Bee huffed. "You always know when I'm thinking. That's rude."
"You're the least subtle being in seven rings," Max replied. "When you go quiet, it's loud."
She smiled faintly at that.
For a while she just listened to his heartbeat. The regeneration inside him hummed steadily — a quiet engine of impossible biology. Every time she squeezed too hard or shifted her weight wrong, something cracked and healed again. He didn't even flinch anymore.
"You scare people," Bee murmured suddenly.

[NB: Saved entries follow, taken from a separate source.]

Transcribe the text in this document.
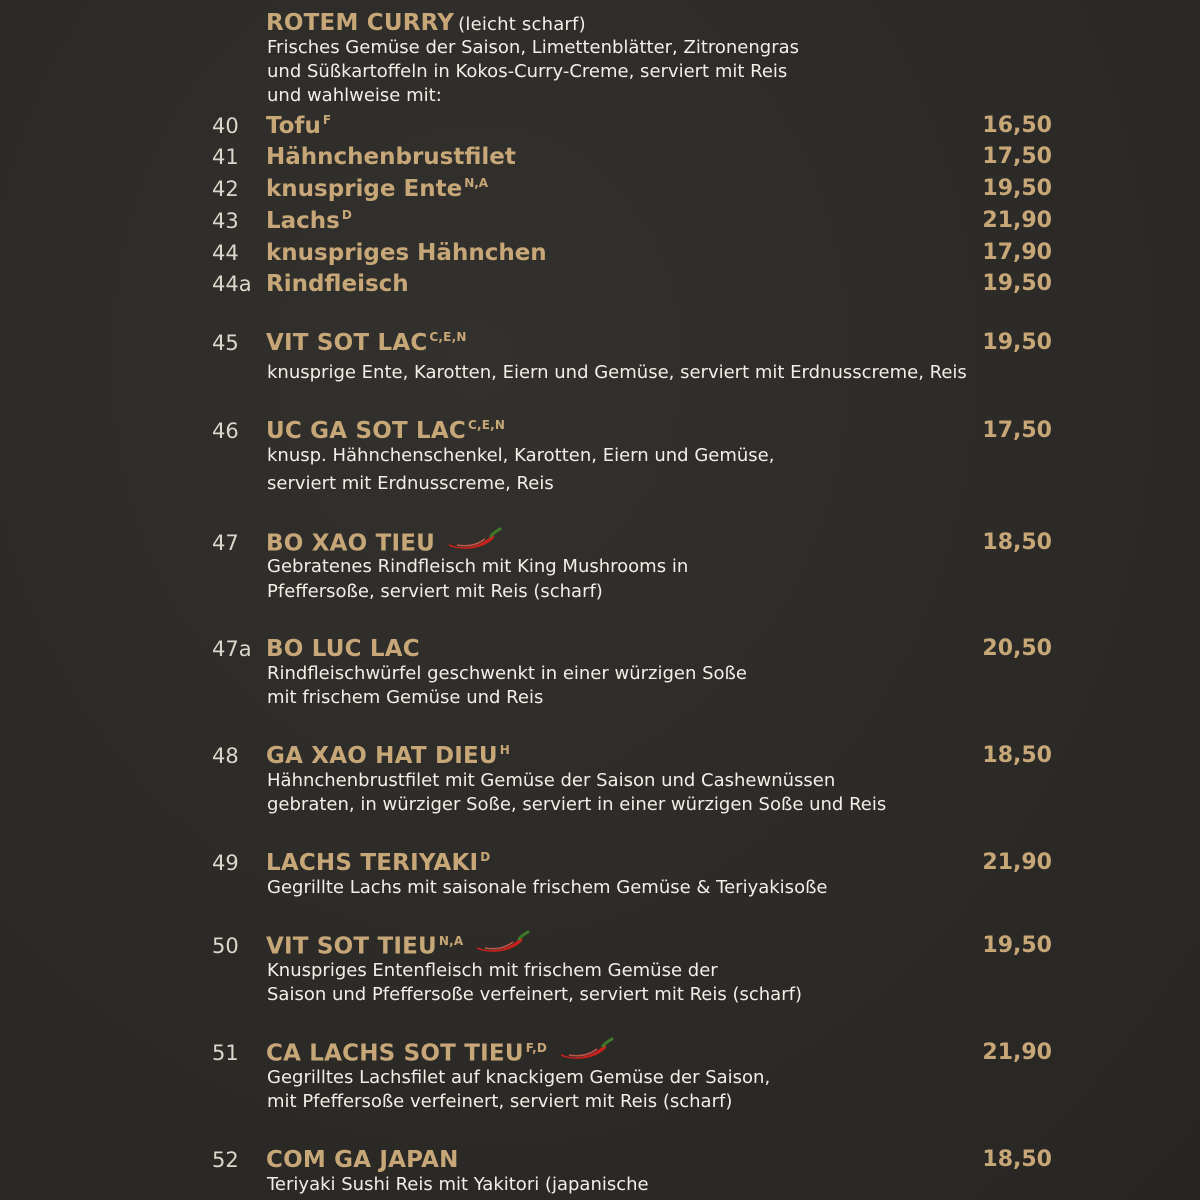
ROTEM CURRY (leicht scharf)
Frisches Gemüse der Saison, Limettenblätter, Zitronengras
und Süßkartoffeln in Kokos-Curry-Creme, serviert mit Reis
und wahlweise mit:
40 Tofu $^F$	16,50
41 Hähnchenbrustfilet	17,50
42 knusprige Ente $^{N,A}$	19,50
43 Lachs $^D$	21,90
44 knuspriges Hähnchen	17,90
44a Rindfleisch	19,50
45 VIT SOT LAC $^{C,E,N}$	19,50
knusprige Ente, Karotten, Eiern und Gemüse, serviert mit Erdnusscreme, Reis
46 UC GA SOT LAC $^{C,E,N}$	17,50
knusp. Hähnchenschenkel, Karotten, Eiern und Gemüse,
serviert mit Erdnusscreme, Reis
47 BO XAO TIEU	18,50
Gebratenes Rindfleisch mit King Mushrooms in
Pfeffersoße, serviert mit Reis (scharf)
47a BO LUC LAC	20,50
Rindfleischwürfel geschwenkt in einer würzigen Soße
mit frischem Gemüse und Reis
48 GA XAO HAT DIEU $^H$	18,50
Hähnchenbrustfilet mit Gemüse der Saison und Cashewnüssen
gebraten, in würziger Soße, serviert in einer würzigen Soße und Reis
49 LACHS TERIYAKI $^D$	21,90
Gegrillte Lachs mit saisonale frischem Gemüse & Teriyakisoße
50 VIT SOT TIEU $^{N,A}$	19,50
Knuspriges Entenfleisch mit frischem Gemüse der
Saison und Pfeffersoße verfeinert, serviert mit Reis (scharf)
51 CA LACHS SOT TIEU $^{F,D}$	21,90
Gegrilltes Lachsfilet auf knackigem Gemüse der Saison,
mit Pfeffersoße verfeinert, serviert mit Reis (scharf)
52 COM GA JAPAN	18,50
Teriyaki Sushi Reis mit Yakitori (japanische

Max blinked. "That came out of nowhere."
"No it didn't." She traced a finger over his chest. "You walk into a room and the air changes. Even demons feel it. They don't know why. But they feel it."
He didn't deny it.
"I felt it the first time we met," she continued. "Thought you were another psycho Overlord trying to impress me. Then you… didn't."
She looked up at him.
"That's the scary part."
Max chuckled quietly. "Because I'm nice?"

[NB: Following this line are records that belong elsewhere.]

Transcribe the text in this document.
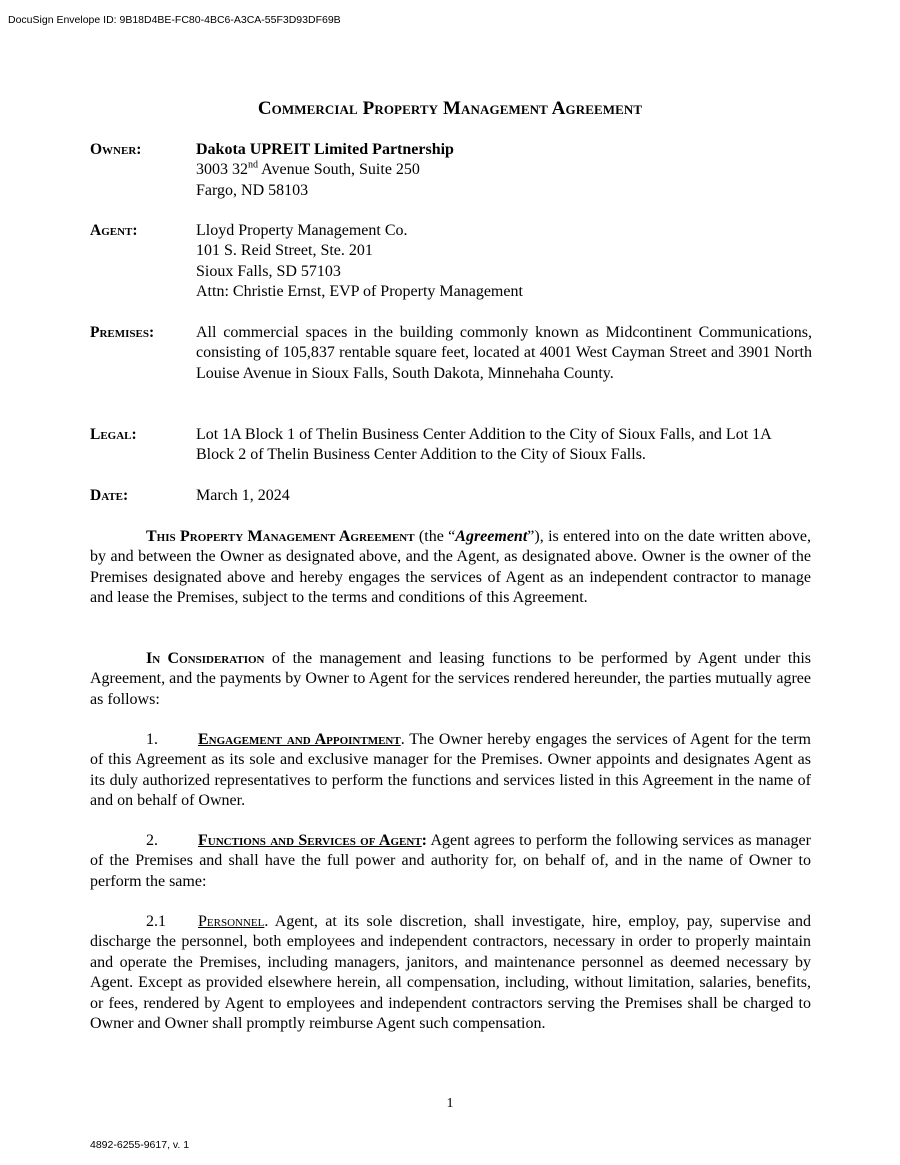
DocuSign Envelope ID: 9B18D4BE-FC80-4BC6-A3CA-55F3D93DF69B
Commercial Property Management Agreement
Owner:	Dakota UPREIT Limited Partnership
3003 32nd Avenue South, Suite 250
Fargo, ND 58103
Agent:	Lloyd Property Management Co.
101 S. Reid Street, Ste. 201
Sioux Falls, SD 57103
Attn: Christie Ernst, EVP of Property Management
Premises:	All commercial spaces in the building commonly known as Midcontinent Communications, consisting of 105,837 rentable square feet, located at 4001 West Cayman Street and 3901 North Louise Avenue in Sioux Falls, South Dakota, Minnehaha County.
Legal:	Lot 1A Block 1 of Thelin Business Center Addition to the City of Sioux Falls, and Lot 1A Block 2 of Thelin Business Center Addition to the City of Sioux Falls.
Date:	March 1, 2024
This Property Management Agreement (the “Agreement”), is entered into on the date written above, by and between the Owner as designated above, and the Agent, as designated above. Owner is the owner of the Premises designated above and hereby engages the services of Agent as an independent contractor to manage and lease the Premises, subject to the terms and conditions of this Agreement.
In Consideration of the management and leasing functions to be performed by Agent under this Agreement, and the payments by Owner to Agent for the services rendered hereunder, the parties mutually agree as follows:
1.	Engagement and Appointment. The Owner hereby engages the services of Agent for the term of this Agreement as its sole and exclusive manager for the Premises. Owner appoints and designates Agent as its duly authorized representatives to perform the functions and services listed in this Agreement in the name of and on behalf of Owner.
2.	Functions and Services of Agent: Agent agrees to perform the following services as manager of the Premises and shall have the full power and authority for, on behalf of, and in the name of Owner to perform the same:
2.1 Personnel. Agent, at its sole discretion, shall investigate, hire, employ, pay, supervise and discharge the personnel, both employees and independent contractors, necessary in order to properly maintain and operate the Premises, including managers, janitors, and maintenance personnel as deemed necessary by Agent. Except as provided elsewhere herein, all compensation, including, without limitation, salaries, benefits, or fees, rendered by Agent to employees and independent contractors serving the Premises shall be charged to Owner and Owner shall promptly reimburse Agent such compensation.
1
4892-6255-9617, v. 1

"Because you're nice and you could ruin everyone here if you stopped being nice."
Her tone wasn't accusing. It was observational. Like she was describing weather.
He stared at the ceiling.
"That's the thing about power," he said after a moment. "It doesn't make you a monster. It just removes excuses."
Bee hummed, considering that.
"You don't want to be a monster," she said.

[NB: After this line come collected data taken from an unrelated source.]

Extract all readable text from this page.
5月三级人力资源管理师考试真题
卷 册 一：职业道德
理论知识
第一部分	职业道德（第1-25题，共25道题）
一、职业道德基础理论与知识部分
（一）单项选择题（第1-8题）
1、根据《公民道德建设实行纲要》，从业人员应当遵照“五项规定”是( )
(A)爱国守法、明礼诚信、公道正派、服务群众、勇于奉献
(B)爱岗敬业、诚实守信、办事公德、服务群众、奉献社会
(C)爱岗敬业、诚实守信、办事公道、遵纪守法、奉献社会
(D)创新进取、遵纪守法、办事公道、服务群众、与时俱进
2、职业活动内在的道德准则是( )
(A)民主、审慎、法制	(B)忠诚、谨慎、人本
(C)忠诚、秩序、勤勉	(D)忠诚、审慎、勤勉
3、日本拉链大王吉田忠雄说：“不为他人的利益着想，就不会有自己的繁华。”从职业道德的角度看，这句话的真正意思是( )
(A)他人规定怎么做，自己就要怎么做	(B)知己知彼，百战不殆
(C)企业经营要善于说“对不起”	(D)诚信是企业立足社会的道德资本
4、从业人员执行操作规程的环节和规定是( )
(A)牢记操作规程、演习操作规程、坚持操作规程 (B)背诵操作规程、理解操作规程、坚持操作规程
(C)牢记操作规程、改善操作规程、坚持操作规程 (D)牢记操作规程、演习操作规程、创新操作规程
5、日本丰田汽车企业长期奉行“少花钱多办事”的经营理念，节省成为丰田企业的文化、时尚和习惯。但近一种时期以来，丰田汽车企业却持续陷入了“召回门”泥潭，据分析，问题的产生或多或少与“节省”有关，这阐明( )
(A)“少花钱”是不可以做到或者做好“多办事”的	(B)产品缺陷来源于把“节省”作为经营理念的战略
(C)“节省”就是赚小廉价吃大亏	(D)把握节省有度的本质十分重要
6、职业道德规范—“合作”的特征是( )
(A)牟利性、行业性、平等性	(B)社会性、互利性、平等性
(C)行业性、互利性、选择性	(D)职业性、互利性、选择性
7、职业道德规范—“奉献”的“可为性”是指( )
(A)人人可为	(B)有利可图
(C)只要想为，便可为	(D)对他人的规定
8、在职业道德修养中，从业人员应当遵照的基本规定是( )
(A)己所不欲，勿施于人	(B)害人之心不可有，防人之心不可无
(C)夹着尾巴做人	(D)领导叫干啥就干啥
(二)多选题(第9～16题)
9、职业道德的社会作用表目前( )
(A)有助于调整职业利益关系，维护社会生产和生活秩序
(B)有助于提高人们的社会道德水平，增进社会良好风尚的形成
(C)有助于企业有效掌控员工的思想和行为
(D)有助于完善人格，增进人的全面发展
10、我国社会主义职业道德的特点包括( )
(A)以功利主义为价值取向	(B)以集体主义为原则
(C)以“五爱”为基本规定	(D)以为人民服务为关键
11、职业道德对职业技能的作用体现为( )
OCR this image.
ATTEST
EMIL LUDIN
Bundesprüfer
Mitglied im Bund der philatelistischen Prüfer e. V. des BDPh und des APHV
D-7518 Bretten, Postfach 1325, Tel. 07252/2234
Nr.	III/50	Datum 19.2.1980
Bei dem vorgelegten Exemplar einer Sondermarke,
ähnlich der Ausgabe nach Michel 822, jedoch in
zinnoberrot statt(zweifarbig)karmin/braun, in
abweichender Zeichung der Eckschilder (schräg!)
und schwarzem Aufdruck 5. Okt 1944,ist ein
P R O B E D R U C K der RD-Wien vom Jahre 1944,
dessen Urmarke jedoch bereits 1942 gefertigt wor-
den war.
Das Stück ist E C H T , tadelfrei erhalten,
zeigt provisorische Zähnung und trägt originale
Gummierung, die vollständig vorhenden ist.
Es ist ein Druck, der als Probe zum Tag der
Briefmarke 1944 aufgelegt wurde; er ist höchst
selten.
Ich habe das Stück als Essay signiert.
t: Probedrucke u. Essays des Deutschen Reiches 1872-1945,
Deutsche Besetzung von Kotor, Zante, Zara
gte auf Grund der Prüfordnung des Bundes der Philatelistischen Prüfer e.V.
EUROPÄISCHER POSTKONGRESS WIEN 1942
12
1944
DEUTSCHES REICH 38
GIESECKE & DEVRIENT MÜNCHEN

"No," Max answered simply.
"Good," she replied. "We have enough."
Silence settled again — comfortable this time.
Down below, somewhere in the mansion, a party erupted into cheers. A fountain exploded. Someone screamed in delight. The whole structure vibrated with celebration.
Bee smiled faintly.
"I built this place so no one in my ring would starve," she said quietly. "That was the idea. Feed them. Entertain them. Keep them too busy enjoying themselves to remember they're in Hell."
Max looked down at her.
"And does it work?"
She shrugged. "Most days."
Her voice dropped.
"But when the music stops… it gets quiet. And when it gets quiet…" She tapped his chest lightly. "…I remember I'm supposed to be a sin. Not a savior. Not a queen. A sin."
"You're both," Max said.
She snorted. "That's not how it works."
"That's exactly how it works," he countered. "You think God didn't know what He was doing when He made you? You're indulgence. Celebration. Appetite. You're the part of existence that says life is worth tasting."
Bee stared at him.
"You talk like you've seen the blueprint," she murmured.
Max's eyes flickered.
For half a second, he had.
Then the memory slipped away like oil through his fingers.
"…Maybe I did," he said quietly.
She didn't push.
Bee shifted, curling tighter against him, careful this time not to crush anything vital. Her breathing slowed. The glow in the room dimmed to a warm amber as the mansion responded to her mood.
"You're allowed to rest here," she whispered. "No one chases anything in my house. Not debts. Not wars. Not responsibilities. Just sleep."
Max let that sink in.
No one chased anything.
The timer on his hand flickered faintly.
He closed his fist.
For tonight, he ignored it.
He wrapped an arm around Bee and let the rhythm of Gluttony carry him — the laughter, the warmth, the endless abundance humming like a lullaby.
The End of All Things slept in the mansion of excess.
And for a few fragile hours, Hell felt gentle.